Un peu fou, non ? Peu de gens ont jamais su qui étaient K et N, ou plus exactement N puis K, pour moi. Encore plus rares sont ceux qui se le rappellent maintenant. Mais un songe quelques nuits plus tôt a réveillé en moi la douleur d'une plaie ouverte, pas tout à fait refermée. Ou fraîchement ré ouverte. Non je n'irais pas jusqu'à dire que ce songe l'a aspergé de gros sel et verre pillé mais K et N, surtout K, occupent maintenant mon esprit plus qu'ils ne le devraient. A tel point que je me couche le soir en espérant refaire ce rêve, pour pouvoir en prolonger l'expérience, en faire le tour, à tel point que je regarde mon portable, que je consulte ma messagerie en espérant des nouvelles.

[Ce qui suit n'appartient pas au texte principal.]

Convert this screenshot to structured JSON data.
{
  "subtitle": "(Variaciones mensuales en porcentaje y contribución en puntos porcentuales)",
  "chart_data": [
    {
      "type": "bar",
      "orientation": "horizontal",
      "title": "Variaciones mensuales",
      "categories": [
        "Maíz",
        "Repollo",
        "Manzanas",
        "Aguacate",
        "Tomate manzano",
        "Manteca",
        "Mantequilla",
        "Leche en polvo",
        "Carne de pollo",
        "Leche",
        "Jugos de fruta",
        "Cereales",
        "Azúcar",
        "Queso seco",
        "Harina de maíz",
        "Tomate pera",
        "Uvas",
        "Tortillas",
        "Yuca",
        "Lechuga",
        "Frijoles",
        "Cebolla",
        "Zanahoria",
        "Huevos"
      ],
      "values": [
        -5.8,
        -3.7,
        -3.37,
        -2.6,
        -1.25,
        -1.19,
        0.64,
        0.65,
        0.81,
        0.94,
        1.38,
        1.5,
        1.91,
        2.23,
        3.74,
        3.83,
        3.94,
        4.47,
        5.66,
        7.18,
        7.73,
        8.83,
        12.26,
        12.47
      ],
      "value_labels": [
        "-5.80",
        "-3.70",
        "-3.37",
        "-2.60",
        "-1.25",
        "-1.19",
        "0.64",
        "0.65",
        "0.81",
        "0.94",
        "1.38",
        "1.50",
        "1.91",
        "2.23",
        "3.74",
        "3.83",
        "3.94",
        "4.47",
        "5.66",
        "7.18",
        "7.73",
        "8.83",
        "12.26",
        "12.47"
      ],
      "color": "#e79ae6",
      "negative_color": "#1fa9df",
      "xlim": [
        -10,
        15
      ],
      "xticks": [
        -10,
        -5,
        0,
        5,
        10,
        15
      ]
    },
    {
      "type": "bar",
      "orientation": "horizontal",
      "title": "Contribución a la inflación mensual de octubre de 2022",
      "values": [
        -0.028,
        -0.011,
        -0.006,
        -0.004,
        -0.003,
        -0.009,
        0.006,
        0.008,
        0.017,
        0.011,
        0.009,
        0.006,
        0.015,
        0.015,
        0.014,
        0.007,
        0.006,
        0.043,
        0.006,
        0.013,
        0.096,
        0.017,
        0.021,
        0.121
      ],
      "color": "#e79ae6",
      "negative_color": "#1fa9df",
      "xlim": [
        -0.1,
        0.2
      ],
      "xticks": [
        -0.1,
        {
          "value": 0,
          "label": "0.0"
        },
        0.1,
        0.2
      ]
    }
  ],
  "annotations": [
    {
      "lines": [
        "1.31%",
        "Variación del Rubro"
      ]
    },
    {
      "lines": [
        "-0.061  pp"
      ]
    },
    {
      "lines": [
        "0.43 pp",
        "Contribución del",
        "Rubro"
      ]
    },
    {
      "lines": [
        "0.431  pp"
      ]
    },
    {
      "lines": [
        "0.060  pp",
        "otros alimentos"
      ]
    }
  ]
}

Oui parce que généralement, quand je pense à quelqu'un sans raison apparente, j'en ai des nouvelles assez rapidement. Enfin dans le cas de N (le K de N (!)) il faudrait pour cela croire aux fantômes, ce qui n'est plus mon cas. Mais j'espère encore avoir des nouvelles de K. Quand j'y pense ça serait idiot. Nous n'avons plus rien à nous dire. Notre relation la dernière fois a été plus loin que toutes les fois précédentes et si nos brouillent ne nous ont jamais empêché de nous retrouver, cette fois-ci c'est différent. C'était il y a un an déjà. Ou peut-être un peu moins, l'été touchait à sa fin quand j'y repense. J'étais à Nîmes à l'époque donc nous devions-être en septembre. Oui voilà, ça fait huit mois.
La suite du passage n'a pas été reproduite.